With people around, there is always food. Livestock, dogs, garbage dumps. So given a patch in the vicinity to lie low during day hours, leopards will always be there among us. They are the most adaptable of all cats, big or small, and great survivors.
When we rarely create fresh cover — sugarcane fields or urban biodiversity parks, for example — leopards may get to extend their range. But with even the last few forest patches fast disappearing around towns and villages, they are actually on the run with their presence shrinking.

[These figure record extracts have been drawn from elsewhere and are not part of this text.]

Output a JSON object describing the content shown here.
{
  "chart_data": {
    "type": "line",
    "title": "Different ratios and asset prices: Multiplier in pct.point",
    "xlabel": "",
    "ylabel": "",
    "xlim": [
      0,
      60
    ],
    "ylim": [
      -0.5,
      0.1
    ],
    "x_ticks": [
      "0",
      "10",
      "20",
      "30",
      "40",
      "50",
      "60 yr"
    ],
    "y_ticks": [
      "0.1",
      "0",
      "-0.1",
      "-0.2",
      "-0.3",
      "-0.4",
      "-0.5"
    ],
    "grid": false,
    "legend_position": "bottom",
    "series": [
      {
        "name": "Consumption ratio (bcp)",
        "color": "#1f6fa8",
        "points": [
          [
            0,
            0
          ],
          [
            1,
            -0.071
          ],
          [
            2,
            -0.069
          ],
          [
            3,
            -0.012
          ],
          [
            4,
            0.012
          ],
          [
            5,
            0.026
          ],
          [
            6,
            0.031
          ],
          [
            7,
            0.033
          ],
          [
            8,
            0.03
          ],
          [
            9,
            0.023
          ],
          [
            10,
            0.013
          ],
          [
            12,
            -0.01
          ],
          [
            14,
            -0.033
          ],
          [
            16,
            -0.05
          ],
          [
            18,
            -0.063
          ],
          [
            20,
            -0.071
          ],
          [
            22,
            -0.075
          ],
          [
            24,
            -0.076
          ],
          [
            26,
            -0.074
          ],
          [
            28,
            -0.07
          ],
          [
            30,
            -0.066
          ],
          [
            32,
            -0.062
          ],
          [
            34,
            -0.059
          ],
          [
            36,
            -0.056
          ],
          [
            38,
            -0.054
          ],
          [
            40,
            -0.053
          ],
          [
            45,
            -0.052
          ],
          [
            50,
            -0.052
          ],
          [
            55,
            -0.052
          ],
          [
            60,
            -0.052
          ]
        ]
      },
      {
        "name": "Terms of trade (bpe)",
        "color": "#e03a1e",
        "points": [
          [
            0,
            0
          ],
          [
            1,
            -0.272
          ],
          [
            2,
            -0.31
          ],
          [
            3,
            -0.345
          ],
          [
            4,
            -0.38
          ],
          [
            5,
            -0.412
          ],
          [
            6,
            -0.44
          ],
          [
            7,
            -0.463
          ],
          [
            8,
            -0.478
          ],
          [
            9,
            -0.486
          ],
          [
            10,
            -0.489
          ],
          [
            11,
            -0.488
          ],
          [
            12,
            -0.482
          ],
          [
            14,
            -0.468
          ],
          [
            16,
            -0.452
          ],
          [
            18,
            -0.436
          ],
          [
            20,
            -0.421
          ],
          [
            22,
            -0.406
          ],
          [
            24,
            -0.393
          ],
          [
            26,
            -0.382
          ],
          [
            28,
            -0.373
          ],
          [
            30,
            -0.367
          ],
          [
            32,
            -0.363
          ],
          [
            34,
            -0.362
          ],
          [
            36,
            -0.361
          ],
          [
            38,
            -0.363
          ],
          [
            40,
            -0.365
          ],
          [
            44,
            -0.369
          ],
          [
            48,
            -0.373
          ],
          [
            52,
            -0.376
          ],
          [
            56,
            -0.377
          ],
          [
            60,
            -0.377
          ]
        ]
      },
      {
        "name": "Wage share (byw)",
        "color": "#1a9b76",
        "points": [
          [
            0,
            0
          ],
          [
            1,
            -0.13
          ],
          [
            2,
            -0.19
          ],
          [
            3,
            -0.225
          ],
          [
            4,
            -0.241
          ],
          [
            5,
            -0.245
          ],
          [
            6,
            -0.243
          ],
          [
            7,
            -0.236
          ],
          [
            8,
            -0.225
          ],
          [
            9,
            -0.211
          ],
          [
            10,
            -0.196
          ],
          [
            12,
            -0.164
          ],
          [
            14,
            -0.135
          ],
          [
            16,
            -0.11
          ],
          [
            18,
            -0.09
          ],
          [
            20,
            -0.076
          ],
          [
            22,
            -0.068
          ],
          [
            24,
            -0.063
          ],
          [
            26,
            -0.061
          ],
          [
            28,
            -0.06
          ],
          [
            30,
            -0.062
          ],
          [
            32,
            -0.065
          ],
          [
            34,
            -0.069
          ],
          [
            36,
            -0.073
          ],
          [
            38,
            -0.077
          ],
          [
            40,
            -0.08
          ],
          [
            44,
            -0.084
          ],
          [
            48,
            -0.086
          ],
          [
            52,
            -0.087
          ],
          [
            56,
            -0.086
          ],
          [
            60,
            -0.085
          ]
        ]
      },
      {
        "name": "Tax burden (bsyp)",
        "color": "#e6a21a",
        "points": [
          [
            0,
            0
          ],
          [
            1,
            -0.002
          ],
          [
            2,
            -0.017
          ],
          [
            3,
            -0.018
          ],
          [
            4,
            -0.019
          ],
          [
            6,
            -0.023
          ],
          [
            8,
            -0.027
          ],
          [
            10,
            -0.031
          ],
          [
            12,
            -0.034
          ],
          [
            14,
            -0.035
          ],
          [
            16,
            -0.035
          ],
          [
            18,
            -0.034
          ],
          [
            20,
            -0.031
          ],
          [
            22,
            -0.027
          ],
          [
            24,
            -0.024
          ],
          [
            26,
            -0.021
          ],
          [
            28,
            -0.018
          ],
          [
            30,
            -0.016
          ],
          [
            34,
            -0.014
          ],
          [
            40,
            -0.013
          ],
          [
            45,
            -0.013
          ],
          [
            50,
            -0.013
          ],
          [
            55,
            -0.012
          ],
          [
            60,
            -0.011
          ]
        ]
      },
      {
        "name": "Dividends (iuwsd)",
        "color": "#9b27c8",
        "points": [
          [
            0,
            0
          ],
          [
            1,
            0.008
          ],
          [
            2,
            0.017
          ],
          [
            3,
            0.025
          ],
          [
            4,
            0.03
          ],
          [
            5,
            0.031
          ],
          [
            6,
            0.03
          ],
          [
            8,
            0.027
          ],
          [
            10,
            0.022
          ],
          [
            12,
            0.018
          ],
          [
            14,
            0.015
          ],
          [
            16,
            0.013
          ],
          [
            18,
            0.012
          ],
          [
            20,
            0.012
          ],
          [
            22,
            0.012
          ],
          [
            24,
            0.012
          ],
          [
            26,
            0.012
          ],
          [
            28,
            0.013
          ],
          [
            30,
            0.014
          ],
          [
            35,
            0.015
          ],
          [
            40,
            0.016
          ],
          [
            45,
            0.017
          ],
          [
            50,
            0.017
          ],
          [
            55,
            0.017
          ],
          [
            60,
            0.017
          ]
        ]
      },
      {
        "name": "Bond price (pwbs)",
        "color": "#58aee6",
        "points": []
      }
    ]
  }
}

So if you spot a leopard where you did not expect any, like those did in the cropland of Sohna on Thursday, chances are that the animal is not a new arrival, that it — and generations before it — has always been using that space without ever blowing their cover. And without ever harming people.
Now just because it is sighted does not mean that the animal means harm. Of course, both sides will panic in such a situation. Panic triggers two responses: flee or fight. If the leopard gets surrounded by a crowd before it can slip away, which is the case most often, it will attack. There will be human injuries followed by the predictable climax in a mob-versus-one.
From Dibrugarh to Rajasthan, lynching of leopards have become routine across India. They are often hung from trees, even burned alive. Those tranquillised or trapped are no luckier. In Guwahati alone, for example, 10 leopards were captured in 2014. Of these, four died of injuries soon after. In any case, whether dead or held captive for life, it’s one leopard less in the wild.
So is catching and releasing the animal ‘back’ to a forest the solution? That is what the mob wants authorities to do every time a leopard is sighted. That is what authorities are planning to do with the Yamuna leopard as a preemptive masterstroke. Unfortunately, that is the very recipe of disaster.
Cats are territorial. If removed, they try to trace their way back to where they belong. Now imagine a leopard — traumatised by and possibly injured during capture, captivity and transportation — trying to walk hundreds of miles through unfamiliar territories and running into people it has learnt to despise. No wonder the zones of most acute conflict are around the leopard release sites.
By contrast, a leopard in its own traditional family territory is a safe bet. As a cub, it learnt the area-specific dos and don’ts from its mother. It has observed and learnt how to avoid chance encounters and when to lie low. It is familiar with the people around and their habits. If routine precautions, such as not defecating outdoors or not leaving children unattended in the open, are followed, living with a neighbourhood leopard is a lot safer than crossing the road or driving that kills around one and a half lakh every year in India.
Each of India’s at least 12,000 leopards must make a kill every week and most of them live among people, by far the easiest prey. Yet, human victims do not account for 0.001 per cent of over six lakh kills leopards make annually. Even most of those rare tragedies are of our own making — the result of capturing and translocating dozens of leopards, rampant poaching that often leaves cubs unschooled or plain bravado of lynch mobs.
If anything, their proximity to people has made leopards relatively easy meat for poachers. Estimates based on body part seizures show that on an average four leopards are poached every week.
So next time you spot a leopard, give the cat space and let it slip away. Crowd management is the most crucial primary response that help avoid injuries and save lives. Never surround the animal blocking its escape routes. A cute house cat can become a handful if cornered. Why do that to a large wild cat and then blame it?